The original piece, created from an alder tree after more than 1,000 hours of Beebe’s time and creative talent, was erected two miles away, inside Southern Oregon University’s Hannon Library. Two branches of the tree were sculpted to look like a woman’s arms open to the sky. Her face is filled with pride and resolve. Beaded necklaces, fringe on her dress, and other fine details hold viewers’ attention.

David West, director emeritus of Native American Programs at Southern Oregon University and an enrolled member and elder of the Citizen Potawatomi Nation, blessed the “We Are Here” monument and 17 years later, Beebe’s two new story poles.

Beebe, and his wife, Yan Fu, hope to attend the dedication ceremony after the two poles are installed in the ground in August.

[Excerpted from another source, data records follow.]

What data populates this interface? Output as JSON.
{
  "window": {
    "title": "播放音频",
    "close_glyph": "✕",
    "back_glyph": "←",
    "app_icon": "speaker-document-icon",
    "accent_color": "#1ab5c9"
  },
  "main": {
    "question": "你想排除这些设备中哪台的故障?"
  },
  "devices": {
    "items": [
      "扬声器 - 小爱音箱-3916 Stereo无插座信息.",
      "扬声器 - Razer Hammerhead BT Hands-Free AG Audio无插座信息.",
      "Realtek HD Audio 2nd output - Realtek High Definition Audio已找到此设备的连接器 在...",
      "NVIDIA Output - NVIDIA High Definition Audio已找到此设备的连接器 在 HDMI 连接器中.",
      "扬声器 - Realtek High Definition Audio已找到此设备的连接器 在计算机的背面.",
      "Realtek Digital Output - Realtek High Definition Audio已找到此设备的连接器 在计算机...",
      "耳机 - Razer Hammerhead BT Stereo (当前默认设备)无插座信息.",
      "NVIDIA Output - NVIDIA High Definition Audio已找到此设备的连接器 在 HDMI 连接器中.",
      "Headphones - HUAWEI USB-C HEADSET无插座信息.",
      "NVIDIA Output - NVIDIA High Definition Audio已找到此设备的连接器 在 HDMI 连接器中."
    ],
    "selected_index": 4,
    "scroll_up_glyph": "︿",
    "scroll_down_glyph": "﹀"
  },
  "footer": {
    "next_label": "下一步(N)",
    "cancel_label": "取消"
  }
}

“I feel my effort was successful, because my intention was to create something that any of the Haudenosaunee (of the Six Nations of the Grand River) could look at and relate to and feel what they need to feel,” he said. “If that is true, I feel good.”

Beebe promised his wife the story poles would be his last large, physically challenging project. He vowed to focus his artistic energy on teaching others to use hand tools to achieve a sense of movement, shadows and other dramatic effects in wood.

But then a failing pine tree was cut down on his property and sawed into three parts that are each long enough to be transformed into a bench. The logs are tempting.

Beebe made benches resembling a bear, cougar and salmon that circle around the “We Are Here” monument in the university library, allowing people to sit and ponder the sculpture with two generations of a family intertwined — “in balance,” said Beebe — with nature.

“My wife is suspicious” about the pine logs, joked Beebe. “But I intend to let my students do the work.”